Why is it always DNS?

When we’re working on the Wi-Fi it can be easy to overlook some of the basic network services that are essential to client connectivity. These might be managed by someone else or just not your bag if you’ve spent all your time learning the finer points of 802.11. So here’s the first of a few short pieces looking at these elements of building a good Wi-Fi network, focussing this time on Domain Name System or DNS.

Put simply DNS is the thing that resolves a human friendly wordy name such as wifizoo.org into an IP address such as 178.79.163.251 (IPv4) and 2a01:7e00::f03c:91ff:fe92:c52b (IPv6).

When DNS doesn’t work the whole network can appear to be down. No DNS means your browser can’t resolve google.com to an IP address so can’t send any requests. Many network clients check a test web server can be reached to confirm internet connectivity – if it can’t be resolved the client will report no internet… Poor DNS performance can make the fastest network appear slow to the end user.

What I’m stressing is DNS needs to work and it needs to be responsive and reliable.

What I’ve seen go wrong

Right size the server – Too many clients hitting a server with insufficient resources is a bad time that you will likely only see at peak usage. A coffee shop with 20 clients is fine with the ISP router as the local DNS server. A stadium with 10,000 clients needs a caching DNS server capable of handling the peak requests per second. Be aware of what your DNS server is and what else the server might be doing. Be aware of system resource utilization (CPU, memory, etc) at peak times to understand if the hardware is reaching capacity.

Have more than one DNS server. Like right sizing, this depends on context. Again a coffee shop will have a single DNS server in the form of the ISP router, which is a single point of failure no matter what. A larger network with redundant switching and routing should have at least two DNS servers issued to clients and these should be in separate locations – you’re aiming to ensure DNS is available in the event of a failure somewhere. I have encountered a situation where two DNS servers were VMs running in the same DC which lost power. Someone forgot to pin the servers to specific hosts.

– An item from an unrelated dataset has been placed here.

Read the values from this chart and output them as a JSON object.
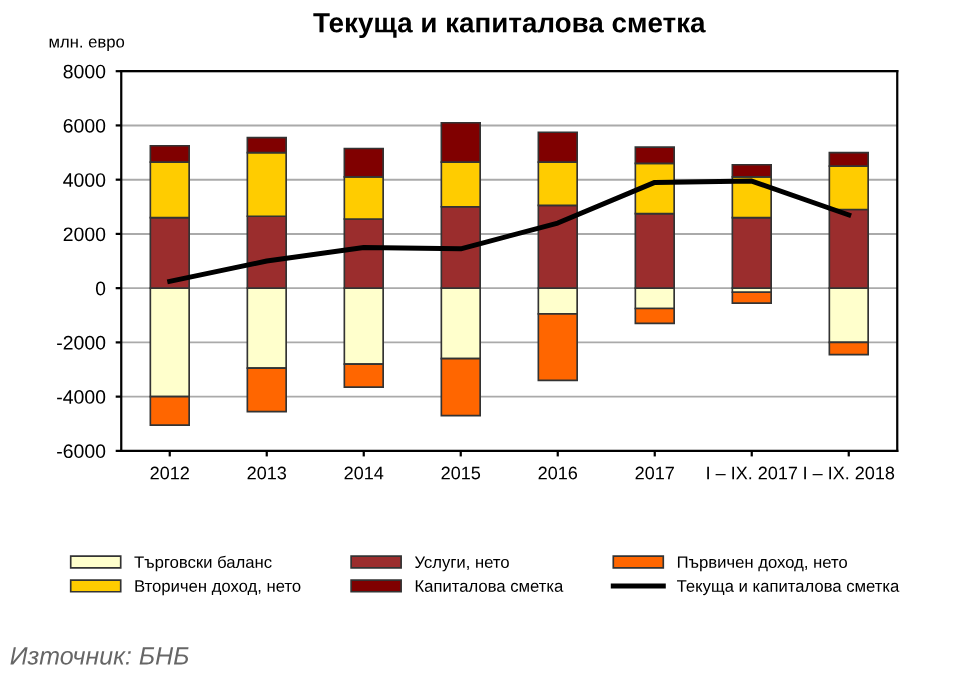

Public DNS servers rate limiting – The network became slow and unreliable at peak times but airtime utilization was not the problem. Say you decide to use a public DNS such as Google’s 8.8.8.8 or Cloudflare’s 1.1.1.1 on a public Wi-Fi network that sends all outbound traffic from a single NAT’ed public IP address. You run the risk of the DNS being rate limited. I’ve seen this happen and there is very little to no documentation about thresholds. Use either an internal server or a paid DNS service for public networks, which can also bring benefits of simple filtering access by reputation (adult, gambling, etc) and known malware domains.

Monitor DNS on public Wi-Fi. Use something like HPE Aruba UXI or Netbeez that sits as a client on the network and runs regular tests. This can provide visibility into problems like high DNS latency or failure and log this against a time stamp that will help diagnose issues related to overloaded or rate limited DNS.

Upstream servers are rubbish. Lots of complaints about “slow” network but throughput and latency was always fine. Issue was a poorly performing upstream DNS which took long enough to resolve anything not in the local server cache that it would often time out. For internal DNS servers consider what is being used upstream. If your high performing local DNS server is forwarding requests it can’t answer to a poorly performing ISP DNS server you’ll still have a bad time.

My personal recommendation for any public Wi-Fi solution is to use a local caching DNS server. Unbound DNS is a good option. This is easily deployed on linux. It’s built into opnsense open source firewall/router, which is an easy way to deploy if you just want an appliance. I will keep coming back to opnsense for other elements of this series as it’s often a great solution. The default Opnsense configuration of Unbound will use the DNS root servers to locate authoritative answers to queries. You can also forward requests to specific upstream servers.

It’s key to understand the client experience. There can be a temptation to see hundreds or thousands of clients on the network and plenty of data moving as justification to minimize user complaints of poor performance – however it might just be that DNS is letting down your excellent RF design.